Pendant que l’industrie dégringolait (point 2), c’est ce secteur, en grande partie public, qui enflait. «C’est en grande partie lié à l’évolution démographique», explique Giovanni Ferro-Luzzi, professeur et spécialiste du marché du travail à l’Université de Genève et à la Haute école de gestion. Le vieillissement de la population implique en effet un développement des infrastructures dans la santé. De son côté, Michael Siegenthaler, expert du marché du travail au KOF, centre de recherche économiques de l’EPFZ, avait noté cette évolution depuis plusieurs année: il y a certes le vieillissement de la population, mais aussi le fait qu’on veut des soins qui soient toujours de meilleure qualité, des services d’encadrement pour les enfants, etc. On ne transige pas avec le bien-être, d’où un gonflement de ce domaine, explique-t-il.
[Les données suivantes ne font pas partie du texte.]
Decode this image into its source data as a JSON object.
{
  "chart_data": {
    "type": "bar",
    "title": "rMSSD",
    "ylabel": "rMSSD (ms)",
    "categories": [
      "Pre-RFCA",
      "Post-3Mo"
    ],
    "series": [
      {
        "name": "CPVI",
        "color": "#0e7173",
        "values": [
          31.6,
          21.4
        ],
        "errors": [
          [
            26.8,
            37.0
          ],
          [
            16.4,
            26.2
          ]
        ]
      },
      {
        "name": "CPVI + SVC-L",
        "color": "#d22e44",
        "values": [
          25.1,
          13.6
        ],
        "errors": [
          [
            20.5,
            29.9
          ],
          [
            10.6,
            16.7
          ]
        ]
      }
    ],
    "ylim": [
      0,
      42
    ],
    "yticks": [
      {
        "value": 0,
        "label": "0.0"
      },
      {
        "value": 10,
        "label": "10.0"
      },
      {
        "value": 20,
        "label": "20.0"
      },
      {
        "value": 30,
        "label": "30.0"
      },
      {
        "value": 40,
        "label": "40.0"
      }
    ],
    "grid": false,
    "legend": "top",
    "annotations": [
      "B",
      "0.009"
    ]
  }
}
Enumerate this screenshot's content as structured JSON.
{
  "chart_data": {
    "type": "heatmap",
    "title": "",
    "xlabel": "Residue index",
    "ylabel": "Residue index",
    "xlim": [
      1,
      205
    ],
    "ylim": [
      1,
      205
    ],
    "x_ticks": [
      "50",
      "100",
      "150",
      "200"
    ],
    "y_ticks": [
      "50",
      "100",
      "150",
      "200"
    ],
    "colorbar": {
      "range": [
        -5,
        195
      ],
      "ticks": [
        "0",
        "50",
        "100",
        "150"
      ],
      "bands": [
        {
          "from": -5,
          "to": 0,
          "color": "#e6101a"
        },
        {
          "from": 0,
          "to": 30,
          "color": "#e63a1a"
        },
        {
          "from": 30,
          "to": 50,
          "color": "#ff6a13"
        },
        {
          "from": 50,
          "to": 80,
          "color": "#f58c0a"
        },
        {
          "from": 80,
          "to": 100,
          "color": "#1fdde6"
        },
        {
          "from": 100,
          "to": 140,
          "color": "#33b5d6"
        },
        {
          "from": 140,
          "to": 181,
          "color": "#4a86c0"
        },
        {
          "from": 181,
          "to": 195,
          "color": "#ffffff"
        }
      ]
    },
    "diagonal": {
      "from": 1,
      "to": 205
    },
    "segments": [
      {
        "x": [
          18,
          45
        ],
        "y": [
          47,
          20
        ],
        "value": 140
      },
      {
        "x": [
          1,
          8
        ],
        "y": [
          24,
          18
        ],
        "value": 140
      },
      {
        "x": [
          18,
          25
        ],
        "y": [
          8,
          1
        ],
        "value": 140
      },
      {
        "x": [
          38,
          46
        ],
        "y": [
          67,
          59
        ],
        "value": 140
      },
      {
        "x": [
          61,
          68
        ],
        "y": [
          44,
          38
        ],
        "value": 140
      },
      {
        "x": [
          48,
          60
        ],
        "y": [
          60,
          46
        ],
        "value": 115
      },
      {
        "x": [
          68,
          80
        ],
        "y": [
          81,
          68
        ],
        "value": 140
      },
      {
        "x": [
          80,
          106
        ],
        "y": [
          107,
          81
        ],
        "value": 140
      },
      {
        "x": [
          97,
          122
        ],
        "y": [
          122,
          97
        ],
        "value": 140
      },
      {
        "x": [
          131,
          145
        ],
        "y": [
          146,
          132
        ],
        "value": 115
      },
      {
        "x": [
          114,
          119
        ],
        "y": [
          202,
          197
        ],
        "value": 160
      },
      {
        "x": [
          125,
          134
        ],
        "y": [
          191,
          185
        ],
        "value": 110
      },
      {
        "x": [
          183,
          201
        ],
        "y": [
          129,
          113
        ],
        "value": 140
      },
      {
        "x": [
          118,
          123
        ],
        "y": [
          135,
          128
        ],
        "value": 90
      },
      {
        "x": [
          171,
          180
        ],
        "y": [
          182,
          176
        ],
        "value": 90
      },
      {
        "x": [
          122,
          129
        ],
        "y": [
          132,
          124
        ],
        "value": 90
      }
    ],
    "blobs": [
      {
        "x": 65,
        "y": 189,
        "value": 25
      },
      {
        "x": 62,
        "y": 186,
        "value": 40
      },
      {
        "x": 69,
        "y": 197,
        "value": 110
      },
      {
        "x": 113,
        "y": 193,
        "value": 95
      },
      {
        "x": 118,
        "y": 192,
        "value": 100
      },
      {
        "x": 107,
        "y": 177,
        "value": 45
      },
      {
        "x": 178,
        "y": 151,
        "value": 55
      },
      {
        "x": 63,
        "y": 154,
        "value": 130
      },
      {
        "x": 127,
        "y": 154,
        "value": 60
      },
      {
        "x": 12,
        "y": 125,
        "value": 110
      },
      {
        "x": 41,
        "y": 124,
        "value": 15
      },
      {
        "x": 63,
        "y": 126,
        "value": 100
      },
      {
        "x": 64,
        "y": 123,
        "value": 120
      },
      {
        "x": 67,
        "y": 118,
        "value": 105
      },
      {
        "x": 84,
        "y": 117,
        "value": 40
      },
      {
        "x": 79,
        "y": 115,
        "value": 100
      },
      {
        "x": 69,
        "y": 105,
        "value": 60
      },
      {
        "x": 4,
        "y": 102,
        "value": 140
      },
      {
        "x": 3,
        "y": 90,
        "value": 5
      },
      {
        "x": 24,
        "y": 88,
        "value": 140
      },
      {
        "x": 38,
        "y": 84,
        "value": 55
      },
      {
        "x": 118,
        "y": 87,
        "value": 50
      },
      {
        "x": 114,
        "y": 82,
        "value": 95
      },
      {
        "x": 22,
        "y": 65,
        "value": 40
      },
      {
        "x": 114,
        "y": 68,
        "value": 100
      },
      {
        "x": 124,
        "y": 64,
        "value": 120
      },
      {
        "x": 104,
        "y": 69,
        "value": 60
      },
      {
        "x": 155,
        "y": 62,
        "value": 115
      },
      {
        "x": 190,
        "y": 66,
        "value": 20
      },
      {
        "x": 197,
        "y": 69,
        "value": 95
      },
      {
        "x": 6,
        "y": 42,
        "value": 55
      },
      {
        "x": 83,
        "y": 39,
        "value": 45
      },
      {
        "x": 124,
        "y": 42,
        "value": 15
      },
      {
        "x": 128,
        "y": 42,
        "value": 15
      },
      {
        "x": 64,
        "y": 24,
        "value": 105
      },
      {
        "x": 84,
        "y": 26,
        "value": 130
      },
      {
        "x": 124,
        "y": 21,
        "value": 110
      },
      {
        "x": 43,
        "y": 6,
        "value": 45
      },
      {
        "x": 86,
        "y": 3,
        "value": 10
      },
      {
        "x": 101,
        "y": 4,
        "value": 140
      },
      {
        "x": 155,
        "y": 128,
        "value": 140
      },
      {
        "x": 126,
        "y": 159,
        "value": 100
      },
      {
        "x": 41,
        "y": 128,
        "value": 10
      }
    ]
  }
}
A noter que l'administration publique a également vu le nombre de ses employés augmenter.

 2  Industrie

La chute de l’emploi industriel est le développement le plus attendu. D’un peu plus de 800000 emplois en 1991, il a perdu près d’un quart de ses postes, avec un total de 622029 emplois à fin 2014. Pourtant, tous les sous-secteurs ne souffrent pas. Certains, comme l’horlogerie ont vécu une forte croissance, lié à la montée en puissance des consommateurs chinois, avant de subir un coup d’arrêt, souligne Giovanni Ferro-Luzzi. En revanche, poursuit-il, l’industrie «plus traditionnelle souffre davantage de la concurrence étrangère et de la mondialisation, comme celle du textile». Enfin, les marchés de niche, comme la pharma ou l’industrie de pointe, «s’en sortent bien, ce qui montre la force de ce secteur, malgré la concurrence internationale».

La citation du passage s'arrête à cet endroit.